Having enough cash saved to put down 20% helps you avoid this unnecessary expense and save even more money.
2. Lower Mortgage Rate
Likewise, lenders charge higher interest rates for smaller down payments. Come up with a 20% down payment from money you have saved, and you can enjoy a lower mortgage rate to drive down your monthly payment even further.
3. Avoid Interest on Other Debts
If you’ve ever fallen into the cycle of debt to cover your bills, you know how hard it is to escape. Once you slip into credit card balances you can’t pay off each month, or the spiral of paying one debt with another, the interest stacks up quickly.
“When you have sufficient savings, you can avoid taking out loans and paying interest,” said Melanie Musson, finance expert with Quote.com. No credit card interest, no personal loans, no student loans or even car loans. “Instead of taking out an auto loan, you can pay cash for your car,” she said.

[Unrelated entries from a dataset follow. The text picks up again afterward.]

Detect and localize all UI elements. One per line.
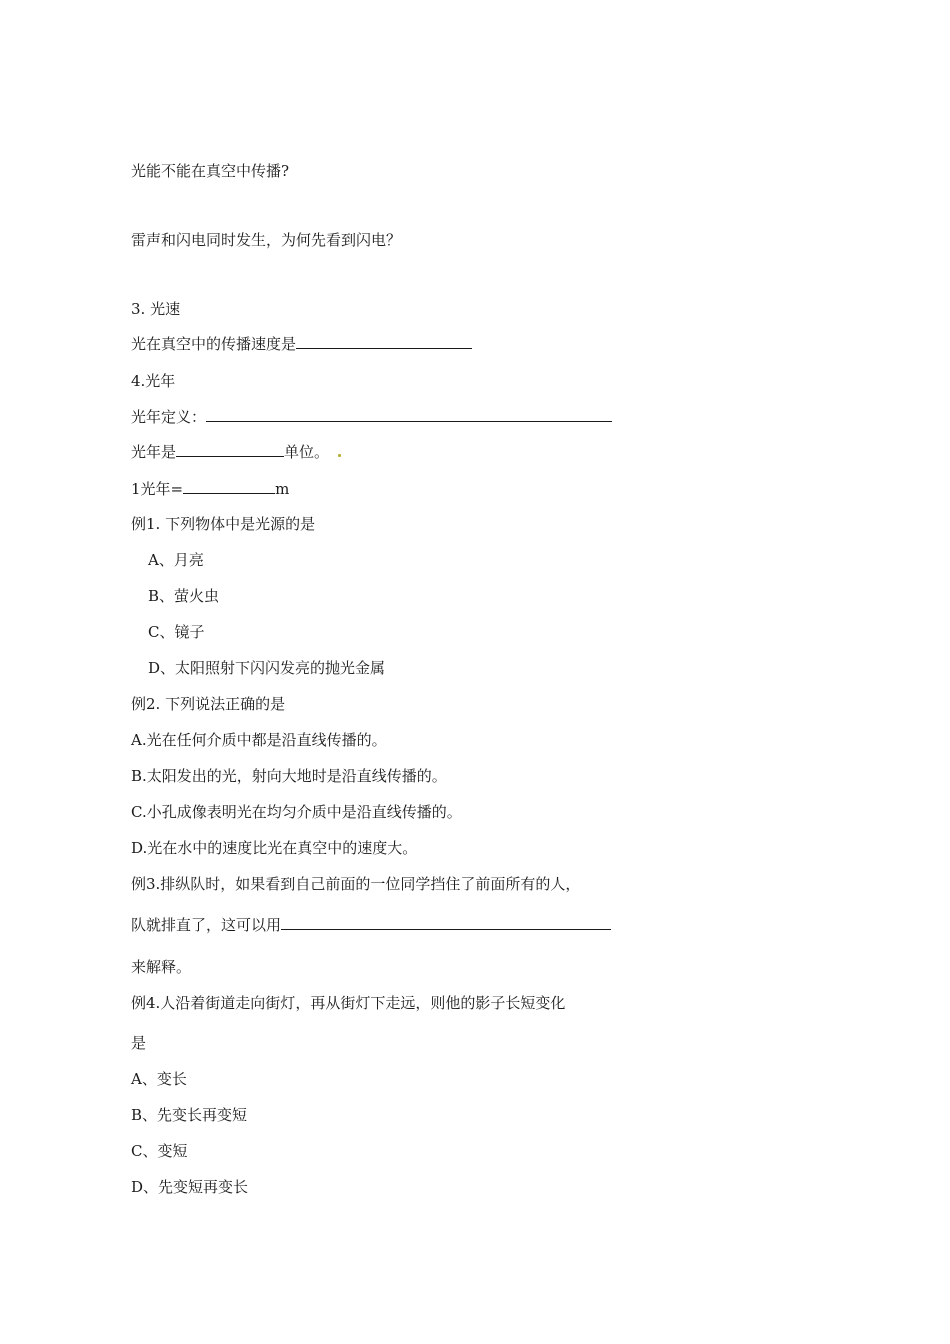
section-3-title: 3. 光速 xyxy=(131,300,181,318)
light-year-unit-line xyxy=(131,442,341,462)
example-2-option-a: A.光在任何介质中都是沿直线传播的。 xyxy=(131,731,387,749)
definition-label: 光年定义： xyxy=(131,408,207,426)
example-3-prefix: 队就排直了，这可以用 xyxy=(131,916,282,934)
example-4-option-d: D、先变短再变长 xyxy=(131,1178,249,1196)
equation-label-a: 1光年= xyxy=(131,480,184,498)
example-4-question-2: 是 xyxy=(131,1034,147,1052)
section-4-title: 4.光年 xyxy=(131,372,176,390)
unit-label-b: 单位。 xyxy=(284,443,330,461)
mark-dot xyxy=(338,454,341,457)
question-vacuum: 光能不能在真空中传播? xyxy=(131,162,290,180)
example-4-question-1: 例4.人沿着街道走向街灯，再从街灯下走远，则他的影子长短变化 xyxy=(131,994,566,1012)
example-3-blank xyxy=(281,915,611,930)
light-year-equation-line xyxy=(131,479,289,499)
example-2-option-c: C.小孔成像表明光在均匀介质中是沿直线传播的。 xyxy=(131,803,462,821)
example-1-option-a: A、月亮 xyxy=(148,551,204,569)
example-1-option-c: C、镜子 xyxy=(148,623,205,641)
speed-of-light-line xyxy=(131,334,472,354)
example-4-option-b: B、先变长再变短 xyxy=(131,1106,248,1124)
example-1-option-b: B、萤火虫 xyxy=(148,587,220,605)
example-4-option-c: C、变短 xyxy=(131,1142,188,1160)
unit-label-a: 光年是 xyxy=(131,443,177,461)
definition-blank xyxy=(206,407,612,422)
example-1-question: 例1. 下列物体中是光源的是 xyxy=(131,515,316,533)
example-2-option-b: B.太阳发出的光，射向大地时是沿直线传播的。 xyxy=(131,767,447,785)
speed-of-light-label: 光在真空中的传播速度是 xyxy=(131,335,297,353)
example-3-question-2 xyxy=(131,915,611,935)
unit-blank xyxy=(176,442,284,457)
example-3-question-3: 来解释。 xyxy=(131,958,192,976)
light-year-definition-line xyxy=(131,407,612,427)
example-2-question: 例2. 下列说法正确的是 xyxy=(131,695,286,713)
question-thunder: 雷声和闪电同时发生，为何先看到闪电？ xyxy=(131,231,402,249)
example-1-option-d: D、太阳照射下闪闪发亮的抛光金属 xyxy=(148,659,386,677)
equation-blank xyxy=(183,479,275,494)
speed-blank xyxy=(296,334,472,349)
example-2-option-d: D.光在水中的速度比光在真空中的速度大。 xyxy=(131,839,418,857)
example-4-option-a: A、变长 xyxy=(131,1070,187,1088)
equation-unit: m xyxy=(275,480,290,498)
example-3-question-1: 例3.排纵队时，如果看到自己前面的一位同学挡住了前面所有的人， xyxy=(131,875,581,893)
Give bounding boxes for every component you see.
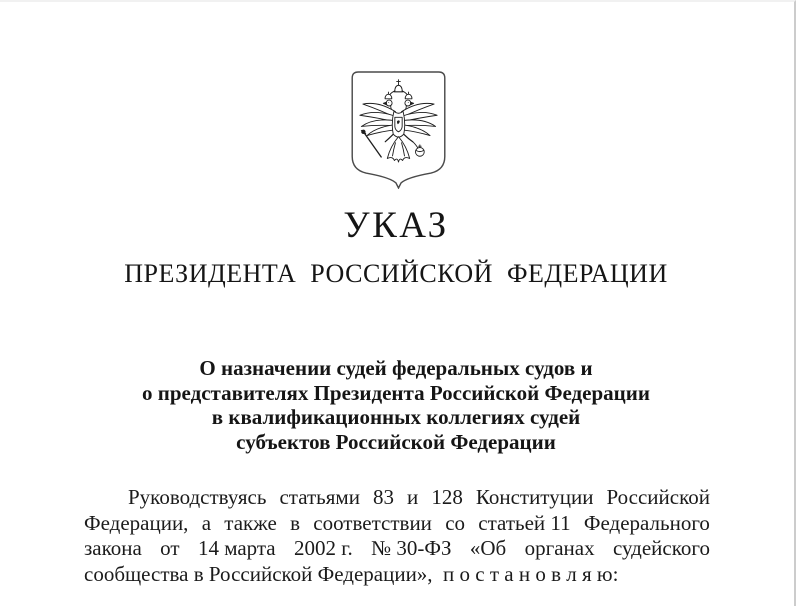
word: закона [84,536,142,561]
subject-line: в квалификационных коллегиях судей [211,405,581,429]
word: а [201,510,212,535]
body-line [84,511,710,537]
subject-line: о представителях Президента Российской Федерации [142,380,650,405]
word: 14 марта [197,536,276,561]
subject-line: субъектов Российской Федерации [236,429,556,454]
word: от [160,536,180,561]
word: Конституции [475,485,594,509]
word: 2002 г. [294,536,353,561]
word: соответствии [313,510,432,535]
subject-line: О назначении судей федеральных судов и [199,356,593,380]
word: статьями [279,485,360,509]
document-issuer: ПРЕЗИДЕНТА РОССИЙСКОЙ ФЕДЕРАЦИИ [124,259,668,288]
word: Руководствуясь [128,485,267,509]
word: «Об [469,536,507,561]
decree-body-paragraph [84,485,710,588]
word: Российской [606,485,710,509]
word: судейского [612,536,710,561]
russian-coat-of-arms-icon [347,71,450,189]
word: в [290,510,300,535]
word: 128 [431,485,463,509]
word: органах [524,536,595,561]
body-line [84,485,710,511]
body-line-resolution: сообщества в Российской Федерации», п о с т а н о в л я ю: [84,562,619,587]
word: Федерального [583,510,710,535]
word: Федерации, [84,510,189,535]
word: и [407,485,419,509]
document-title: УКАЗ [343,205,449,246]
word: также [224,510,277,535]
word: № 30-ФЗ [371,536,452,561]
word: 83 [372,485,394,509]
word: статьей 11 [478,510,571,535]
body-line [84,536,710,562]
decree-subject-heading [0,356,792,454]
word: со [445,510,466,535]
coat-of-arms-frame [347,71,450,189]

4. Higher Credit Score, Lower Interest Rates
No credit card balances or late payments also boosts your credit score. When you do go to take out a mortgage loan, business loan or investment property loan, lenders will compete with each other to offer you the lowest interest rate available.
5. Avoid Life and Disability Insurance (Potentially)
Imagine a couple where each spouse earns $50,000 — and the household lives on just one of those salaries. If one spouse died or became unable to work, the household could survive on the other spouse’s income.
That family could potentially avoid coughing up money for life insurance and disability insurance premiums. And with the money they save on those premiums, they can invest even more each month and grow their wealth even faster.
6. Option for High-Deductible Insurance
A person with almost no savings can’t afford to have high-deductible health, auto or homeowners insurance. They likely couldn’t come up with the deductible in an emergency.
But people with a high savings rate have the option to buy policies with higher deductibles and lower premiums. That saves them more money, allowing them to funnel more money into investments and emergency savings.
It also opens the door for them to invest tax-free through a health savings account (HSA), which offers the best tax advantages of any account in the U.S.
7. Lower Taxes With Tax-Advantaged Accounts
When you contribute money to an HSA or traditional retirement account, you can deduct the contribution from your taxable income. That lowers your tax bill, helping you save even more money.
Alternatively, contributing to a Roth account doesn’t lower your tax bill today, but your money then compounds tax-free and you pay no taxes on withdrawals in retirement. That means you don’t need as much of a nest egg saved for retirement — again helping your money stretch further.
8. Lower Nest Egg Target
Remember that couple who earns $100,000 but spends only $50,000 a year? Sure, they’ll save money faster than their friends who earn the same but spend $90,000. But they’ll also become work-optional faster because they don’t need as much income to live on.
Robert Drach, professor and founder of Drach Advisors, put it simply: “The more you save, the better you get at living on less. And if you can live on less, you need a smaller nest egg to retire. You’re saving more while needing less, which means you can retire earlier.”
If you follow the 4% rule in retirement, you’ll need 25 times your annual spending as a nest egg. That couple who lives on $50,000 would need $1.25 million to ditch their day jobs. Their friends who spend $90,000 a year would need $2.25 million, however.
9. Reach Accredited Investor Status Sooner
With a net worth over $1 million, you qualify as an accredited investor. That opens up many higher-return investments for you, such as private equity real estate investments and funds, where you might earn 12% to 20% on your money instead of 4% to 10%.
Savings begets more savings, and wealth begets more wealth. Get off the financial treadmill and start making real progress, and you’ll be surprised at how much easier it gets with every extra dollar you save and invest.